Corrosion in the News: February 3, 2020 Roundup
This week's stories highlight the root cause of a pipeline explosion in Philadelphia. Also in this edition, we cover new coatings, deicing alternatives to road salt, and more.
Welcome to the early February 2020 Corrosionpedia News Roundup. The News Roundup is your biweekly digest to learn about important events and developments with regard to corrosion in a clear, concise way. This edition highlights the root cause of a pipeline explosion in Philadelphia. Also in this edition, we cover new coatings, deicing alternatives to road salt, and more.
Corrosion to Blame for Pipeline Explosion
An investigation of a pipeline explosion that occurred at a refinery in Philadelphia last June determined that the root cause was corrosion of one of the pipes. The wall of one segment of pipe had corroded to the point of extreme wall thinning and wall loss. According to the investigation report, the wall thinning, combined with the pressure the pipeline was under, cause it to rupture and allow its contents to spill out and ignite. The failure of the line occurred at an elbow, and although the line was being monitored for corrosion, the elbow had been missed during these inspections. Several workers were slightly injured as a result of the explosion. The refinery was shut down shortly after the explosion occurred.
New Coating from Belzona
Industrial coatings manufacturer Belzona has released a new product that can be used for thermal insulation and corrosion prevention. Designed for use on piping and process vessels in the oil and gas industry, Belzona 5871 can be used in extreme heat or extreme cold conditions because it is thermally insulating. This can prevent icing of the coated substrate and can prevent burns due to contact with the substrate when it is contains hot substances. Belzona 5871 is also excellent at preventing corrosion under insulation (CUI), which is a common issue for insulated metallic surfaces due to moisture build-up. The coating can be applied with a variety of methods such as brushing and plural component spraying, and it does not need a primer coat before application.
New Corrosion Monitoring Software
Emerson announced that it has developed a new software platform that can be used to monitor the corrosion of oil and gas assets. The application, called Plantweb Insight Inline Corrosion, retrieves information about the asset's corrosion status from a network of sensors placed in the field. These sensors send corrosion information to a central device. The Plantweb Insight Inline Corrosion application software extracts the information from that device, processes the information, and visualizes it so that a human operator can easily and quickly interpret the corrosion status of a variety of assets.
New Graphene Coating Released
A new graphene coating has been released by Micro Powders, Incorporated. The coating, Graphshield 730, is a wax composite that has micronized graphene powder loaded into the wax medium. The combination of graphene powder and wax-based material results in a coating easily applied to a variety of substrates. Graphene is able to provide excellent corrosion resistance while also having outstanding electrical, mechanical and thermal characteristics. Recent graphene innovations such as Graphshield 730 are making graphene more affordable and practical for use in large-scale operations.

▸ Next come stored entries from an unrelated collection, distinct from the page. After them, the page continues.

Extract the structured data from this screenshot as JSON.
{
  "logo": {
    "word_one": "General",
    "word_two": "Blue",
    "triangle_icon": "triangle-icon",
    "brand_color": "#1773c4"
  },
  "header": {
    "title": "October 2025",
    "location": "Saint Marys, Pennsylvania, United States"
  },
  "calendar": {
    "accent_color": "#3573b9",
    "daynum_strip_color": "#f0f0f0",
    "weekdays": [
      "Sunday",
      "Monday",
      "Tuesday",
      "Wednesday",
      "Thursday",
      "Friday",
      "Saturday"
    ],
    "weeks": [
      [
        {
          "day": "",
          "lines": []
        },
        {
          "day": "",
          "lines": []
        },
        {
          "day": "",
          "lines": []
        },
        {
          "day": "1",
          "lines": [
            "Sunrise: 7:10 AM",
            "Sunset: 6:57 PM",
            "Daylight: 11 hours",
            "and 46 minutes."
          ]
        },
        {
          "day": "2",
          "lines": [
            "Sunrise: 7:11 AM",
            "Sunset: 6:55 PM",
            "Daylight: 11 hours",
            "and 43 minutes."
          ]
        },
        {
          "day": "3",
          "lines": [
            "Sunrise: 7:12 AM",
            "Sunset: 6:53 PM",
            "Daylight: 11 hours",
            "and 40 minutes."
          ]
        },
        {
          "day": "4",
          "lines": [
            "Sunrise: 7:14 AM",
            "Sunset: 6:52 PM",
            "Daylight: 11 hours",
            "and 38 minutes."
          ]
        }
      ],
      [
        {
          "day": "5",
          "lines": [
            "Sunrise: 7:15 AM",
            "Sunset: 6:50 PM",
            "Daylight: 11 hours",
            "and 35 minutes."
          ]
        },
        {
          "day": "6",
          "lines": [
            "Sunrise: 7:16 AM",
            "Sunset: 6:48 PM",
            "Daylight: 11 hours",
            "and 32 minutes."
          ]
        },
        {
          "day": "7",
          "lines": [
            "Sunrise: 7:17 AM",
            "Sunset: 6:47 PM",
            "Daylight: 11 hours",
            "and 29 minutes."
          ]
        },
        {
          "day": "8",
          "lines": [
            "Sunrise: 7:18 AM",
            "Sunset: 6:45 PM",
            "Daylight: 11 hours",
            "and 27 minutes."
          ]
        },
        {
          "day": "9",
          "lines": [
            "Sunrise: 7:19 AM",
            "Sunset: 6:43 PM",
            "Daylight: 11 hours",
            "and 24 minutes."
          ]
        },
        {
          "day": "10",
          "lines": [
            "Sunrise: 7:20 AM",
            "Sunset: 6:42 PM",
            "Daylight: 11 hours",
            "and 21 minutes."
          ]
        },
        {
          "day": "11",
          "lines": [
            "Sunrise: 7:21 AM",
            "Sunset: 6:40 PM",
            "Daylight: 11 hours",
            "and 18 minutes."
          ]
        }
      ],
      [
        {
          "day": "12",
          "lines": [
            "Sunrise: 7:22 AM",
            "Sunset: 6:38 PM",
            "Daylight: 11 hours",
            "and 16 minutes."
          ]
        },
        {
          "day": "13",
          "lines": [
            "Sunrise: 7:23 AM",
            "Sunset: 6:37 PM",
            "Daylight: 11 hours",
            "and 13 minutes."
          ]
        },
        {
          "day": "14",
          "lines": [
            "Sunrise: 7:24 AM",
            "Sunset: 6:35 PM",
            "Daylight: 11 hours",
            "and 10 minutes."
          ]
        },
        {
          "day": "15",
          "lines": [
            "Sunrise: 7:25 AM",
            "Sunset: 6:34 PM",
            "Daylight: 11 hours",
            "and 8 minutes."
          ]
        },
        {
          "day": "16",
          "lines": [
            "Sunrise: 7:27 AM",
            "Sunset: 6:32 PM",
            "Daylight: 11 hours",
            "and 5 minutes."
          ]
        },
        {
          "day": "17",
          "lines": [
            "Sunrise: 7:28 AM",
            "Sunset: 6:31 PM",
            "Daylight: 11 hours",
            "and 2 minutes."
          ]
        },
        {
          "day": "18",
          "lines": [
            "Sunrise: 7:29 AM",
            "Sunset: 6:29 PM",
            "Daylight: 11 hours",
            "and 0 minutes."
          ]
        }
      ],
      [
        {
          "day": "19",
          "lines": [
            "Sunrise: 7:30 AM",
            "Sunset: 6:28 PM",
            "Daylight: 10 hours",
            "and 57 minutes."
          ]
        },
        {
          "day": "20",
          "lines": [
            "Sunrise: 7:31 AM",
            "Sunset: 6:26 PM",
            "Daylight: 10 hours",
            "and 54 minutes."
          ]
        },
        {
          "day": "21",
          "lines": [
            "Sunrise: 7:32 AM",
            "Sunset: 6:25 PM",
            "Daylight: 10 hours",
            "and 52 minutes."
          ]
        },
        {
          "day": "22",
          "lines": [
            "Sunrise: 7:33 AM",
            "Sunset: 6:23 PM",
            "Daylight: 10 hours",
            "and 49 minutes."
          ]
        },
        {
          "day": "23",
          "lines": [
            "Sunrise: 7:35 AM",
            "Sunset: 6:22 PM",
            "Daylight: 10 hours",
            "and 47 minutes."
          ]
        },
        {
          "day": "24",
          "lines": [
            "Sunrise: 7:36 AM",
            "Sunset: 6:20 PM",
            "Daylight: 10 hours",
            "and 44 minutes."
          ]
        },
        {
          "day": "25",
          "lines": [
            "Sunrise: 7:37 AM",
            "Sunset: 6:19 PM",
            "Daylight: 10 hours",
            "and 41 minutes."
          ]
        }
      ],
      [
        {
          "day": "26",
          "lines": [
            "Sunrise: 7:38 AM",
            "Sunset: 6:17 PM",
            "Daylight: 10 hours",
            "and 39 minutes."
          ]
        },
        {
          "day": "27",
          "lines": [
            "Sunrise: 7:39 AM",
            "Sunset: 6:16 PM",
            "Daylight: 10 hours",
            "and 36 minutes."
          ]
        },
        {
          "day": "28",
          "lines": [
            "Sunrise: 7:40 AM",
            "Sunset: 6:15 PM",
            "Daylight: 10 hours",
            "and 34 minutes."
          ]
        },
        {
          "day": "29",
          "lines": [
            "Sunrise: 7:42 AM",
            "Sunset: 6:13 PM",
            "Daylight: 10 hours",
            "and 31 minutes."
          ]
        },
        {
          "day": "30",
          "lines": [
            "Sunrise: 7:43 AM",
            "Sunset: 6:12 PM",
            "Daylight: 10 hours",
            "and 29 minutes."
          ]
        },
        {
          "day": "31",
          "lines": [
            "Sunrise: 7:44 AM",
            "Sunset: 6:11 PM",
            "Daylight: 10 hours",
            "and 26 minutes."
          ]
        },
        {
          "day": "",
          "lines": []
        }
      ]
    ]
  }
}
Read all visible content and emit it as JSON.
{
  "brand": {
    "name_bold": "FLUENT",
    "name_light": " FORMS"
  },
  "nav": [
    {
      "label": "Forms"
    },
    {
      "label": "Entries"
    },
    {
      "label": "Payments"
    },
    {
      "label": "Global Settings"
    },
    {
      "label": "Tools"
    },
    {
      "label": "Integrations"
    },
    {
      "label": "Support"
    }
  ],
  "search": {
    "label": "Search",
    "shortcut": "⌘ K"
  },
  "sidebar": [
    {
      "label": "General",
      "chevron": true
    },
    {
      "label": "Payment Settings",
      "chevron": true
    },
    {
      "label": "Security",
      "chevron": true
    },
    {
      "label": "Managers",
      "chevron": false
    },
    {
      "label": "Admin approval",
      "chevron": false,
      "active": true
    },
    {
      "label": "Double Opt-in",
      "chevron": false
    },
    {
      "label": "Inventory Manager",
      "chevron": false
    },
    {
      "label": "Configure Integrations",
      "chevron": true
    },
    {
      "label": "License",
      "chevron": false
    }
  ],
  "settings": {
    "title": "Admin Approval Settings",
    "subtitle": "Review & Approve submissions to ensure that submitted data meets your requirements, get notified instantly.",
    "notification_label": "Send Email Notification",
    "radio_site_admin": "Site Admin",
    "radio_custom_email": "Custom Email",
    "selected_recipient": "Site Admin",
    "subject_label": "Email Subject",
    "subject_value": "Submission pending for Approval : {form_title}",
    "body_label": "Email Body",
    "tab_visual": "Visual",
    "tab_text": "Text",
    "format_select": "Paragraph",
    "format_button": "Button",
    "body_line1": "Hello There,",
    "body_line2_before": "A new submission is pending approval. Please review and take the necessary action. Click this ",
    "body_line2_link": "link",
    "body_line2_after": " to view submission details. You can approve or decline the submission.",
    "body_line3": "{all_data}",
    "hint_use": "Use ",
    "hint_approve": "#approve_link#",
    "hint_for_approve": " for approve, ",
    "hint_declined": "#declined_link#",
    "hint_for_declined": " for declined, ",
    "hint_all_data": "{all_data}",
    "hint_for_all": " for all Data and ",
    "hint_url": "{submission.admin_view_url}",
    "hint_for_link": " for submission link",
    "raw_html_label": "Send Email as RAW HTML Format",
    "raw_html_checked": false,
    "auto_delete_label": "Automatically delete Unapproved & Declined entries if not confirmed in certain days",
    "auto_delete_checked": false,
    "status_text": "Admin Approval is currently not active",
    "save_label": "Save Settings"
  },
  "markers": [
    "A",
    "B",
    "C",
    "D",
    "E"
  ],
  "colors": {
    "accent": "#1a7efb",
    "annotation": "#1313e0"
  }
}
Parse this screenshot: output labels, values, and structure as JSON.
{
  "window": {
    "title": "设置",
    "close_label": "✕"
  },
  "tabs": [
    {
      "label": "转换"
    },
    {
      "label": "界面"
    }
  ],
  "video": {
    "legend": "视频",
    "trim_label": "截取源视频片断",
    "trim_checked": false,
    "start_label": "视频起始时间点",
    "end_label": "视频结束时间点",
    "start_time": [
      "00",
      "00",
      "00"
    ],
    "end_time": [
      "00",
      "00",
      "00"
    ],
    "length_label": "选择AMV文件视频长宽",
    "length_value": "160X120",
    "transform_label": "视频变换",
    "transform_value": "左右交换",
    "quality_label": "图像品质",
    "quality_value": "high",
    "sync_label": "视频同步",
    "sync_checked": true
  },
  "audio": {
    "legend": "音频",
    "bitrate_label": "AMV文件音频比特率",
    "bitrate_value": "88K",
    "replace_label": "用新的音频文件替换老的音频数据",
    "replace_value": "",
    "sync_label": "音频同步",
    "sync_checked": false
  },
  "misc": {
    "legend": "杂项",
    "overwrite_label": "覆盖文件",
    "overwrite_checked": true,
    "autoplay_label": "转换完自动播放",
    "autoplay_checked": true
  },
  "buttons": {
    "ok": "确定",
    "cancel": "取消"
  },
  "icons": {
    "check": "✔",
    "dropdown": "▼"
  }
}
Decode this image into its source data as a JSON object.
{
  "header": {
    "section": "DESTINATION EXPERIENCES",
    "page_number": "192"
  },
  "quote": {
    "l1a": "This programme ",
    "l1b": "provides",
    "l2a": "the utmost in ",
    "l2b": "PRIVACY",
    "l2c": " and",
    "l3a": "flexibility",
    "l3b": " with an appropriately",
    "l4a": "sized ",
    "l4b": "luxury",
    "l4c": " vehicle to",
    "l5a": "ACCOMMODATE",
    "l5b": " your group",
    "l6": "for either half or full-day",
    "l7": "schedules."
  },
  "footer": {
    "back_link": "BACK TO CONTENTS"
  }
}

New Coatings Designed for Wind Power Components
New coatings have been released by Cortec for the wind power industry. Cortec’s new versions of VpCI coatings are designed to combat the harsh environment that wind turbines are often subjected to. Generally, wind turbines have to deal with extreme amounts of ultraviolet exposure, airborne chlorides (when placed near the ocean), and extreme winds that can carry sand and other abrasive materials. Protecting against these types of environments and corrosion with specialized coatings is crucial to increasing the service life of wind turbines.
Alternative Deicers Being Researched to Prevent Corrosion
Researchers at Washington State University are exploring environmentally friendly alternative substances that can be used for deicing roads. One type of substance they are looking into is agricultural waste products such as grape skins and certain types of leaves. According to research results, the agricultural waste can have performance superior to sodium chloride and other chemical deicers. In addition to performance, they are less harmful to the environment because they use fewer harmful chlorides that can run off into rivers and lakes and endanger wildlife.